O professor Raul Carvalho, coordenador do Laboratório de Tecnologia Supercrítica (Labtecs), da Universidade Federal do Pará (UFPA) e que fica no Parque de Ciência e Tecnologia (PCT) Guamá, iniciativa do governo do Estado, diz que a indústria necessita de insumos da Amazônia, mas é necessário que se tenha garantia de oferta com qualidade. “Precisamos desenvolver pré-tratamentos de matérias-primas desde sua origem, para aumentar o tempo de conservação, até o momento de sua utilização na transformação em produtos com alto valor agregado”, afirma.
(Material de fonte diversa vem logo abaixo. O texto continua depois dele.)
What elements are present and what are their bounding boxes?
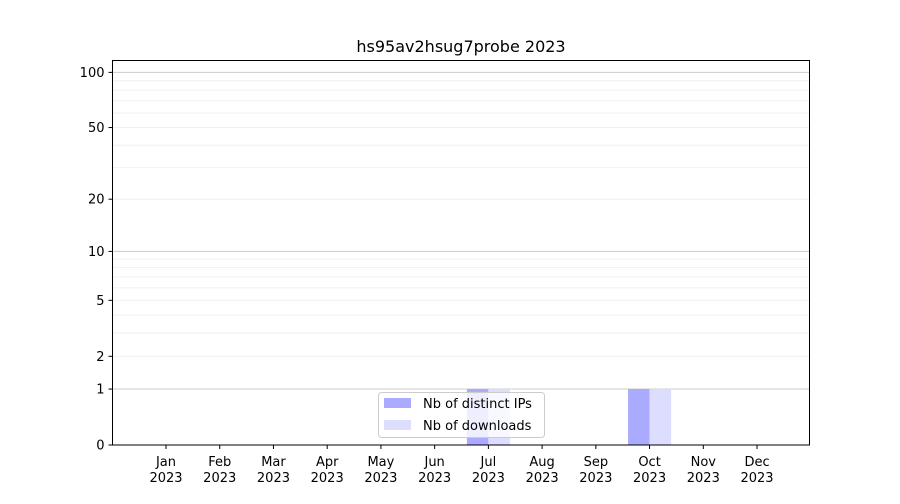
legend-swatch — [384, 420, 411, 430]
chart-title: hs95av2hsug7probe 2023 — [356, 37, 565, 56]
y-tick-label: 10 — [88, 245, 105, 260]
x-tick-label: Jun 2023 — [418, 455, 451, 486]
y-tick-label: 20 — [88, 193, 105, 208]
y-tick-label: 0 — [96, 439, 104, 454]
x-tick-label: Sep 2023 — [579, 455, 612, 486]
y-tick-label: 50 — [88, 121, 105, 136]
legend-box — [378, 392, 545, 438]
x-tick-label: Aug 2023 — [526, 455, 559, 486]
bar — [649, 389, 672, 445]
x-tick-label: Mar 2023 — [257, 455, 290, 486]
x-tick-label: May 2023 — [364, 455, 397, 486]
legend-label: Nb of downloads — [423, 419, 532, 434]
y-tick-label: 5 — [96, 294, 104, 309]
x-tick-label: Oct 2023 — [633, 455, 666, 486]
y-tick-label: 100 — [80, 66, 105, 81]
x-tick-label: Nov 2023 — [687, 455, 720, 486]
x-tick-label: Apr 2023 — [311, 455, 344, 486]
legend-swatch — [384, 398, 411, 408]
x-tick-label: Jan 2023 — [149, 455, 182, 486]
x-tick-label: Feb 2023 — [203, 455, 236, 486]
y-tick-label: 2 — [96, 350, 104, 365]
bar — [628, 389, 650, 445]
x-tick-label: Dec 2023 — [740, 455, 773, 486]
x-tick-label: Jul 2023 — [472, 455, 505, 486]
plot-frame — [112, 60, 810, 446]
legend-label: Nb of distinct IPs — [423, 397, 532, 412]
y-tick-label: 1 — [96, 383, 104, 398]
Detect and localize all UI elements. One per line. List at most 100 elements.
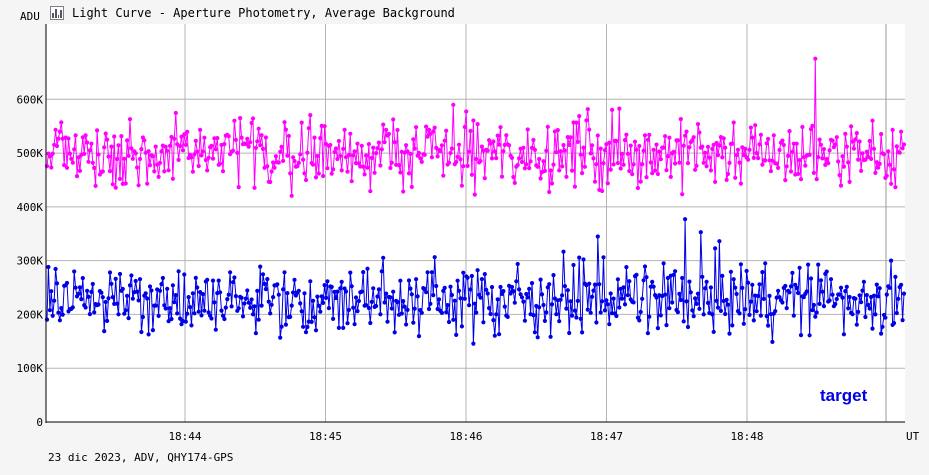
data-point-background [521,145,526,150]
data-point-target [876,294,881,299]
y-tick-label: 300K [17,255,44,268]
data-point-target [754,309,759,314]
data-point-target [747,312,752,317]
data-point-background [803,163,808,168]
data-point-background [851,146,857,151]
data-point-target [126,316,131,321]
data-point-target [99,290,104,295]
data-point-target [701,312,706,317]
data-point-target [219,308,224,313]
data-point-background [856,157,861,162]
data-point-background [570,168,575,173]
data-point-background [273,154,278,159]
data-point-background [278,149,283,154]
data-point-target [615,277,621,282]
data-point-target [770,339,775,344]
data-point-background [836,159,841,164]
x-tick-label: 18:48 [730,430,763,443]
data-point-target [880,324,885,329]
light-curve-icon[interactable] [50,6,64,20]
data-point-target [199,313,204,318]
data-point-target [90,281,95,287]
data-point-target [604,298,609,303]
data-point-background [627,168,632,174]
data-point-background [196,163,201,169]
data-point-target [738,262,744,267]
data-point-target [527,286,532,291]
data-point-target [226,292,231,297]
data-point-background [900,146,905,151]
data-point-target [402,304,407,309]
data-point-target [263,287,268,292]
data-point-target [757,282,762,287]
data-point-target [109,281,114,286]
data-point-background [374,151,379,156]
data-point-background [464,109,469,114]
data-point-background [684,129,689,134]
data-point-background [598,146,603,151]
data-point-target [309,319,314,324]
data-point-target [343,289,349,294]
data-point-background [697,130,702,135]
data-point-background [618,166,623,171]
data-point-background [833,142,838,147]
data-point-background [590,143,595,148]
data-point-background [263,135,268,140]
data-point-target [246,300,251,305]
data-point-target [901,291,907,296]
data-point-background [86,159,91,164]
data-point-target [335,289,340,294]
data-point-background [239,135,244,140]
data-point-background [737,160,742,165]
data-point-background [751,155,756,160]
data-point-background [249,120,254,126]
data-point-target [389,306,394,311]
data-point-background [438,149,443,154]
data-point-target [713,246,718,251]
data-point-background [281,158,286,163]
data-point-target [391,289,396,294]
data-point-background [442,138,447,143]
data-point-background [331,167,336,172]
data-point-background [47,154,53,159]
data-point-target [461,270,466,275]
data-point-target [296,288,301,293]
data-point-target [827,298,832,303]
data-point-background [668,174,673,179]
data-point-background [106,154,111,159]
data-point-background [458,157,463,162]
data-point-background [361,164,366,169]
data-point-background [715,153,721,158]
data-point-background [389,160,394,165]
data-point-target [452,298,457,303]
data-point-background [535,164,540,169]
data-point-target [250,312,256,317]
data-point-background [808,127,814,132]
data-point-background [422,152,427,157]
data-point-background [580,171,585,176]
data-point-target [801,295,806,300]
data-point-target [761,296,766,301]
data-point-background [424,124,429,129]
data-point-background [487,138,492,143]
data-point-target [162,303,167,308]
data-point-target [339,279,344,284]
y-axis-unit: ADU [20,10,40,23]
data-point-background [435,154,440,159]
data-point-target [398,278,403,283]
data-point-target [607,322,612,327]
data-point-target [727,331,732,336]
data-point-background [857,139,862,144]
data-point-target [146,332,151,337]
data-point-target [494,312,499,317]
data-point-target [813,314,818,319]
data-point-target [647,314,652,319]
data-point-target [159,282,164,287]
data-point-target [153,303,158,308]
data-point-target [804,289,809,294]
data-point-target [733,285,738,290]
data-point-background [461,164,466,169]
data-point-background [54,143,60,149]
data-point-background [611,162,616,167]
data-point-background [731,120,736,125]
O laboratório atua no desenvolvimento de produtos paraenses com alto valor agregado, utilizando tecnologia limpa e inovadora.

Riqueza

A maior riqueza local, segundo o professor, está na biodiversidade - por meio de seus bioativos, encontrados em diversas espécies, podem ser criadas várias aplicações tecnológicas para atender às indústrias de alimentos, cosméticos e farmacológicos. Raul Carvalho destaca frutos como açaí, cacau, murici, buriti, tucumã, pupunha e a castanha do Pará. Todos, de acordo com ele, têm potencial para a criação de novos produtos, e a principal maneira de inseri-los no mercado é caracterizando e destacando o valor e a importância em determinada aplicação tecnológica.

Porém, ele avalia que a ética deve estar presente na exploração de recursos amazônicos e que é preciso ter uma abordagem responsável na utilização desses insumos, garantindo a proteção da natureza e a justa distribuição dos benefícios. “A utilização do saber tradicional é histórica e o mundo explora isso sem limites. Precisamos dar um freio, estabelecendo leis que protejam o saber popular e regional. Somos explorados há séculos e nunca fomos beneficiados. Os povos e os saberes tradicionais devem ser recompensados através de royalties sobre tudo que for produzido com a exploração desse conhecimento”, avalia.

Uma forma de se ter uma atuação responsável na exploração amazônica é que pesquisadores e estudiosos locais liderem esse movimento e sejam incluídos no processo. Na avaliação de Raul, o movimento é muito positivo para o avanço e desenvolvimento regional e pode impactar em médio prazo na qualidade de vida na Amazônia.

Inovação

Um dos projetos que atuam na região utilizando insumos amazônicos com responsabilidade é o Laboratório de Óleos da Amazônia (LOA), também da UFPA e instalado no PCT Guamá, devido à potencialidade da cadeia oleoquímica no Pará. O laboratório trabalha com óleos e manteigas de espécies vegetais do Estado e, além disso, com resíduos agroindustriais e de mineração, dessa cadeia e de outras.

image Vice-coordenador do LOA, Adriano Nascimento, diz que o grupo estuda óleos andiroba, castanha de copaíba, murumuru e buriti, atuando no segmento oleoquímico como um todo, desde grandes empresas até pequenos catadores (Thiago Gomes / O Liberal)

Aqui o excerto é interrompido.